Berlin (DAV). Der Deutsche Anwaltverein (DAV) kritisiert den Beschluss der Justizministerkonferenz (JuMiKo), die verpflichtende anwaltliche Vertretung bei Abschiebungshaftsachen wieder abschaffen zu wollen. Dadurch werden weder Verfahren vereinfacht noch Ressourcen der Justiz geschont. Jede Freiheitsentziehung erfordert ein rechtsstaatliches, faires Verfahren, zu dem auch die verpflichtende Bestellung fachkundiger anwaltlicher Vertretung gehört.
Die JuMiKo fordert den Bundesminister der Justiz auf, die erst Anfang 2024 geschaffene verpflichtende Bestellung anwaltlicher Vertretung betroffener Personen in Abschiebungshaftsachen (§ 62d AufenthG) wieder abzuschaffen. Begründung: Die Regelung mache Abschiebungshaftverfahren aufwändig und zeitintensiv. Verfahrenspflegschaft und Beiordnung eines anwaltlichen Bevollmächtigten nach Maßgabe der Verfahrenskostenhilfe würden ausreichen, die Rechte der betroffenen Personen zu wahren.

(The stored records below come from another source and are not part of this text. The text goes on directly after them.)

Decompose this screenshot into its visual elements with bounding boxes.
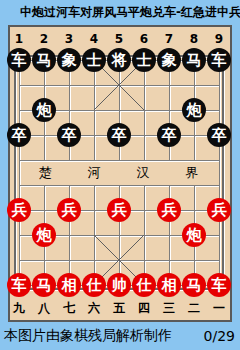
piece-red-elephant[interactable]: 相 [57, 273, 81, 297]
piece-black-soldier[interactable]: 卒 [157, 123, 181, 147]
piece-black-soldier[interactable]: 卒 [57, 123, 81, 147]
piece-black-elephant[interactable]: 象 [157, 48, 181, 72]
piece-red-chariot[interactable]: 车 [7, 273, 31, 297]
piece-black-chariot[interactable]: 车 [207, 48, 231, 72]
piece-black-cannon[interactable]: 炮 [182, 98, 206, 122]
piece-red-advisor[interactable]: 仕 [82, 273, 106, 297]
piece-black-elephant[interactable]: 象 [57, 48, 81, 72]
piece-black-cannon[interactable]: 炮 [32, 98, 56, 122]
piece-red-horse[interactable]: 马 [32, 273, 56, 297]
xiangqi-board[interactable]: 123456789九八七六五四三二一 楚河汉界 车马象士将士象马车炮炮卒卒卒卒卒… [8, 25, 232, 322]
piece-black-chariot[interactable]: 车 [7, 48, 31, 72]
piece-black-advisor[interactable]: 士 [132, 48, 156, 72]
move-counter: 0/29 [204, 328, 235, 344]
piece-red-general[interactable]: 帅 [107, 273, 131, 297]
credit-text: 本图片由象棋残局解析制作 [4, 327, 172, 345]
piece-black-general[interactable]: 将 [107, 48, 131, 72]
piece-red-soldier[interactable]: 兵 [157, 198, 181, 222]
pieces-layer: 车马象士将士象马车炮炮卒卒卒卒卒兵兵兵兵兵炮炮车马相仕帅仕相马车 [10, 27, 230, 320]
page-title: 中炮过河车对屏风马平炮兑车-红急进中兵 [0, 0, 240, 24]
status-bar: 本图片由象棋残局解析制作 0/29 [0, 322, 240, 350]
piece-black-horse[interactable]: 马 [32, 48, 56, 72]
piece-black-advisor[interactable]: 士 [82, 48, 106, 72]
piece-red-soldier[interactable]: 兵 [207, 198, 231, 222]
piece-red-soldier[interactable]: 兵 [7, 198, 31, 222]
piece-red-cannon[interactable]: 炮 [182, 223, 206, 247]
piece-red-soldier[interactable]: 兵 [57, 198, 81, 222]
piece-red-advisor[interactable]: 仕 [132, 273, 156, 297]
piece-black-soldier[interactable]: 卒 [107, 123, 131, 147]
piece-black-soldier[interactable]: 卒 [207, 123, 231, 147]
piece-red-chariot[interactable]: 车 [207, 273, 231, 297]
piece-red-cannon[interactable]: 炮 [32, 223, 56, 247]
piece-red-horse[interactable]: 马 [182, 273, 206, 297]
piece-black-horse[interactable]: 马 [182, 48, 206, 72]
piece-red-soldier[interactable]: 兵 [107, 198, 131, 222]
piece-red-elephant[interactable]: 相 [157, 273, 181, 297]
piece-black-soldier[interactable]: 卒 [7, 123, 31, 147]
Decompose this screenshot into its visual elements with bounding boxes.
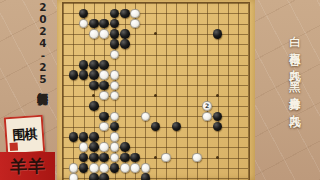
white-player-rank: 九段 [287,61,302,63]
calligraphy-text: 羊羊 [9,154,46,178]
black-stone [79,60,89,70]
white-stone [99,142,109,152]
black-stone [99,112,109,122]
weiqi-stamp: 围棋 [4,115,46,156]
white-stone [99,70,109,80]
white-stone [69,163,79,173]
black-stone [79,163,89,173]
white-stone [99,29,109,39]
grid-line-v [187,3,188,180]
black-stone [69,132,79,142]
black-stone [120,153,130,163]
black-stone [141,173,151,180]
move-number-label: 2 [205,103,209,109]
white-stone [89,29,99,39]
grid-line-v [207,3,208,180]
black-stone [89,60,99,70]
black-stone [120,9,130,19]
black-stone [120,142,130,152]
black-stone [89,70,99,80]
white-stone [130,9,140,19]
go-board: 2 [57,0,255,180]
black-stone [89,19,99,29]
white-player-column: 白 高根台 九段 [287,27,315,63]
grid-line-v [156,3,157,180]
grid-line-v [238,3,239,180]
white-stone [99,163,109,173]
white-player-name: 高根台 [287,43,302,46]
black-stone [89,173,99,180]
red-seal-icon [10,143,19,152]
black-player-name: 金恩持 [287,88,302,91]
black-player-rank: 九段 [287,106,302,108]
black-stone [110,29,120,39]
black-stone [89,81,99,91]
black-player-column: 黑 金恩持 九段 [287,72,315,108]
black-stone [69,70,79,80]
grid-line-v [176,3,177,180]
white-stone [141,163,151,173]
black-stone [130,153,140,163]
grid-line-v [228,3,229,180]
white-color-label: 白 [287,27,302,28]
grid-line-v [145,3,146,180]
black-stone [213,29,223,39]
grid-line-v [248,3,249,180]
black-stone [99,173,109,180]
grid-line-v [63,3,64,180]
black-color-label: 黑 [287,72,302,73]
players-panel: 白 高根台 九段 黑 金恩持 九段 [287,27,315,177]
black-stone [120,29,130,39]
logo-red-banner: 羊羊 [0,152,55,180]
white-stone [89,163,99,173]
black-stone [99,60,109,70]
black-stone [79,132,89,142]
broadcast-frame: 2024-25韩国水协银行杯对抗赛 围棋 羊羊 2 白 高根台 九段 黑 金恩持… [0,0,320,180]
white-stone [130,163,140,173]
channel-logo: 围棋 羊羊 [0,112,55,180]
white-stone [110,132,120,142]
grid-line-v [73,3,74,180]
star-point [216,156,219,159]
black-stone [110,163,120,173]
white-stone [120,163,130,173]
black-stone [99,81,109,91]
white-stone [69,173,79,180]
black-stone [89,132,99,142]
white-stone [192,153,202,163]
black-stone [120,39,130,49]
white-stone [110,70,120,80]
white-stone [161,153,171,163]
black-stone [89,153,99,163]
black-stone [89,142,99,152]
white-stone: 2 [202,101,212,111]
black-stone [89,101,99,111]
white-stone [202,112,212,122]
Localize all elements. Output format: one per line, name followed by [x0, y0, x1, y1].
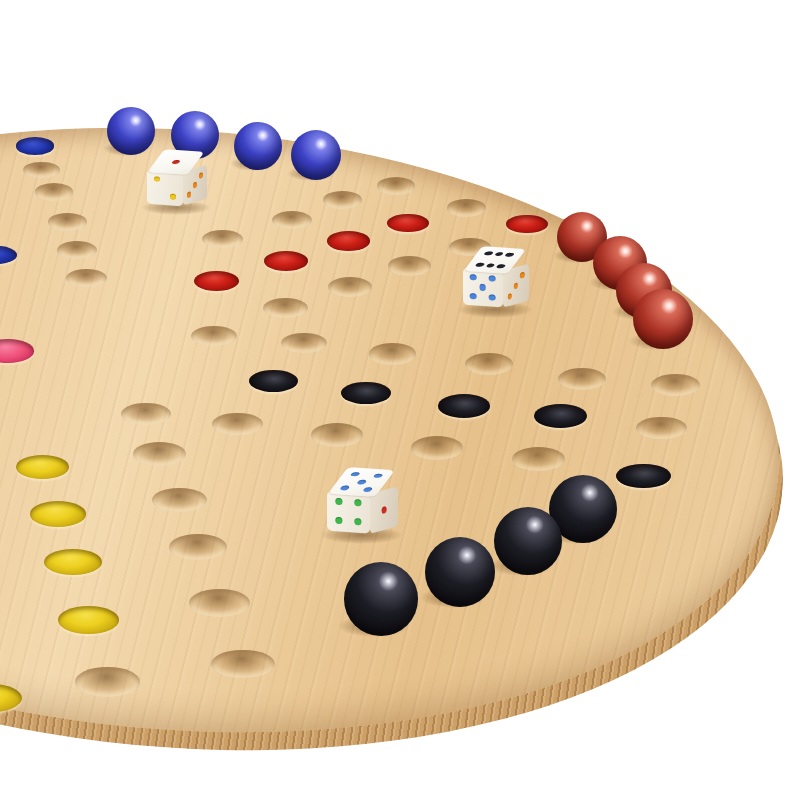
- hole-yellow: [30, 501, 86, 526]
- hole-black: [438, 394, 490, 417]
- die-pip-red: [171, 160, 181, 164]
- hole-plain: [75, 667, 140, 696]
- hole-plain: [152, 488, 207, 513]
- hole-plain: [311, 423, 363, 446]
- hole-plain: [272, 211, 312, 229]
- die-pip-green: [354, 500, 361, 507]
- hole-red: [327, 231, 370, 250]
- die-pip-green: [336, 517, 343, 524]
- die-pip-black: [485, 263, 496, 268]
- board-photo: [0, 0, 800, 800]
- hole-black: [534, 404, 587, 428]
- die-pip-blue: [356, 479, 367, 484]
- hole-yellow: [58, 606, 119, 633]
- hole-plain: [23, 162, 60, 179]
- hole-plain: [189, 589, 250, 616]
- hole-blue: [16, 137, 54, 154]
- hole-plain: [35, 183, 73, 200]
- hole-plain: [447, 199, 486, 217]
- marble-black: [425, 537, 495, 607]
- hole-plain: [465, 353, 513, 375]
- die-left-face: [327, 491, 370, 534]
- hole-yellow: [44, 549, 102, 575]
- die-pip-blue: [339, 485, 350, 490]
- hole-plain: [377, 177, 415, 194]
- die-pip-blue: [489, 295, 496, 302]
- die-pip-orange: [507, 292, 511, 300]
- die-pip-yellow: [154, 176, 160, 182]
- hole-plain: [66, 269, 107, 287]
- hole-plain: [651, 374, 700, 396]
- hole-black: [249, 370, 298, 392]
- die-pip-blue: [372, 473, 383, 478]
- hole-plain: [57, 241, 97, 259]
- marble-blue: [107, 107, 155, 155]
- hole-plain: [212, 413, 263, 436]
- die-pip-yellow: [170, 193, 176, 199]
- die-pip-orange: [188, 192, 192, 199]
- die-pip-blue: [362, 487, 373, 492]
- hole-plain: [636, 417, 687, 440]
- marble-black: [494, 507, 562, 575]
- hole-plain: [133, 442, 186, 466]
- hole-plain: [388, 256, 431, 275]
- hole-plain: [281, 333, 327, 354]
- marble-blue: [291, 130, 341, 180]
- die-left-face: [463, 268, 503, 307]
- hole-plain: [169, 534, 227, 560]
- die-pip-red: [382, 506, 387, 514]
- die-pip-black: [475, 262, 486, 267]
- hole-plain: [512, 447, 565, 471]
- die-pip-blue: [470, 293, 477, 300]
- die-pip-black: [504, 253, 515, 258]
- die-pip-orange: [513, 282, 517, 290]
- die-pip-black: [494, 252, 505, 257]
- die-pip-blue: [470, 274, 477, 281]
- die-pip-black: [483, 251, 494, 256]
- marble-blue: [234, 122, 282, 170]
- hole-black: [616, 464, 671, 489]
- hole-plain: [121, 403, 171, 426]
- hole-plain: [328, 277, 372, 297]
- hole-black: [341, 382, 391, 405]
- die-pip-orange: [520, 271, 524, 279]
- hole-plain: [323, 191, 362, 209]
- die: [325, 468, 401, 537]
- hole-plain: [48, 213, 87, 231]
- die-pip-orange: [193, 182, 197, 189]
- die: [145, 150, 210, 209]
- hole-red: [194, 271, 239, 291]
- hole-plain: [558, 368, 606, 390]
- die-pip-black: [496, 264, 507, 269]
- hole-plain: [263, 298, 308, 318]
- marble-red: [633, 289, 693, 349]
- hole-plain: [202, 230, 243, 248]
- die-pip-blue: [489, 276, 496, 283]
- die-pip-green: [336, 498, 343, 505]
- die-left-face: [147, 169, 183, 205]
- hole-yellow: [16, 455, 69, 479]
- hole-plain: [369, 343, 416, 364]
- hole-plain: [411, 436, 463, 459]
- marble-black: [344, 562, 418, 636]
- die: [461, 247, 532, 311]
- die-pip-blue: [350, 472, 361, 477]
- die-pip-blue: [480, 284, 487, 291]
- die-pip-green: [354, 519, 361, 526]
- hole-red: [264, 251, 308, 271]
- die-pip-orange: [199, 172, 203, 179]
- hole-plain: [191, 326, 237, 347]
- hole-plain: [211, 650, 275, 679]
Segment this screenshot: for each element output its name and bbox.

Der DAV widerspricht dem vehement: „Die Einführung der verpflichtenden Bestellung fachkundiger anwaltlicher Vertretung in hochkomplexen Abschiebungshaftverfahren ist ein rechtstaatliches Muss, das nicht aufgegeben werden darf“, betont Rechtsanwalt Rolf Stahmann, Mitglied des DAV-Ausschusses Migrationsrecht. „Wenn der Staat Menschen inhaftieren will, sind Grundrechte in besonderem Maße betroffen, weswegen das Grundgesetz dafür eine richterliche Beteiligung sowie ein förmliches Verfahren fordert.“
Verfahren sind nicht deshalb komplex, weil betroffene Personen anwaltlich vertreten sind. Vielmehr folgt aus der Komplexität solcher Verfahren die Notwendigkeit einer fachkundigen anwaltlichen Vertretung. „Die Justizministerinnen und Justizminister verwechseln bei ihrer Forderung Ursache und Wirkung“, so Stahmann.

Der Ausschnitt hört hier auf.